The prevalence results found in the present study align with the prevalence of reported conditions among patients admitted to hospital for COVID-19 in other international health systems.18 Analysis of the US Veterans Affairs database18 showed that for patients admitted for COVID-19, the prevalence of hypertensive disease was 70%, diabetes was 43% and COPD was 29%.18 One-quarter of patients in the present study had immune-related conditions, which have been identified as resulting in a proportionately higher risk of death in patients with COVID-19 than other risk factors:16 organ transplant (four times higher risk), recent malignancy (1.5–3.5 times higher risk) and taking immunosuppressants (1.7 times higher risk). One-quarter of the population in the present study had diabetes, which has also been shown to be associated with a doubling in the risk of death with COVID-19.19
This study is limited by the use of administrative claims data and strict definitions of some conditions, which may have resulted in an underestimate of the prevalence of those conditions. For example, heart failure was defined by hospital admission for heart failure or medications that were limited to subsidisation for heart failure. People with heart failure solely managed by medicines that affect the renin-angiotensin system and diuretics would not be identified using this definition. A strength of the analysis was that the categories were independent, with medicines, services or hospitalisation events only categorised once, thus the estimate of multimorbidity is likely to be robust with a bias to the null, suggesting that the multimorbidity profile is at least this extent but could be greater. While this research was undertaken in the DVA population, if extrapolated to the national population, the results highlight the substantial number of Australians at risk of poor outcomes from COVID-19. A previous comparison of the older DVA population with the Australian population has suggested a similar amount of medicine and health service use in both groups after exclusion of service-related disability.20 Some medicines are only subsidised by DVA and not available in the general community. However, the algorithms used in this study only included medicines that are subsidised for both the veteran and non-veteran community, so there is no reason to expect that the results would be different in the general community.
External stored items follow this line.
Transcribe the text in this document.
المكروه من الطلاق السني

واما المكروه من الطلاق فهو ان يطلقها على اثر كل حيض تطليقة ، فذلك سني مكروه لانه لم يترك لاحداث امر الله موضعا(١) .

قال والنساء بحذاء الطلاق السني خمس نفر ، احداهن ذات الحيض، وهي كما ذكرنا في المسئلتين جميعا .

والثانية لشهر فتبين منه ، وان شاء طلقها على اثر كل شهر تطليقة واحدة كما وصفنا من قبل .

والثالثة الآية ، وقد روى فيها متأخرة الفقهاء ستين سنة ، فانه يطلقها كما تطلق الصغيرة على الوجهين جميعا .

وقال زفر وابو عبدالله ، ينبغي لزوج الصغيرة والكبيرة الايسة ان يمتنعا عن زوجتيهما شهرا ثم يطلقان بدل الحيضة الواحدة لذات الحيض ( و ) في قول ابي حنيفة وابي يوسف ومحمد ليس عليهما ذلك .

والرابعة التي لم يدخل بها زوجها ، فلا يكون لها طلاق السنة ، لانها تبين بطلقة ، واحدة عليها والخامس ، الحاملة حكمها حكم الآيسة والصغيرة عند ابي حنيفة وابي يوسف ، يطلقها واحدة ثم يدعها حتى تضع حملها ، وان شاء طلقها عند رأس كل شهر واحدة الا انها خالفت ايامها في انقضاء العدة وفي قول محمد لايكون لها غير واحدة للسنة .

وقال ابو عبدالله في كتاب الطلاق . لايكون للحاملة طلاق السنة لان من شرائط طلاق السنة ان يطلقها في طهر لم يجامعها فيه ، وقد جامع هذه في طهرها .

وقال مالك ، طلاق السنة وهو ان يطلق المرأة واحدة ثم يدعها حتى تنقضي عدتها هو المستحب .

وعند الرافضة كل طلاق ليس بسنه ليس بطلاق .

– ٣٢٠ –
Patients identified in this cohort are likely to be vulnerable to poor outcomes due to both the development of COVID-19 and omission of care should they not seek or receive appropriate healthcare for their existing conditions during the COVID-19 pandemic. During a health crisis such as the COVID-19 pandemic, public health interventions are critical to ensure that damage as a consequence of infection in vulnerable individuals is minimised. While sometimes overlooked, indirect consequences must also be managed including avoiding health consequences due to omission of healthcare for existing chronic conditions. The identification of such patients may be helpful for prioritising access to federal government initiatives to support high-risk patients to ensure their existing conditions continue to be well managed, including telehealth services where presentation at the medical clinic may not be advised or possible, and delivery services for pharmaceuticals to avoid busy pharmacies.21 In addition, many of the medicines frequently used in this cohort – including medicines affecting the angiotensin-renin system, nonsteroidal anti-inflammatory agents, and medicines with immunosuppressant properties – have been the subject of media reports22–24 suggesting that they might increase the risk of poor outcomes. It is important that patients receiving these medicines are monitored to ensure that they continue to take their medications as directed by their healthcare provider.
In conclusion, these results suggest that a substantial proportion of the older population are at risk of poor outcomes from COVID-19 because of their multimorbid risk profile, with over half having ≥2 of these risk factors. This cohort is also likely to be vulnerable to adverse outcomes if they under-use health services during the COVID-19 pandemic. They are a priority group for ongoing close monitoring and support to ensure they access appropriate health services during the pandemic.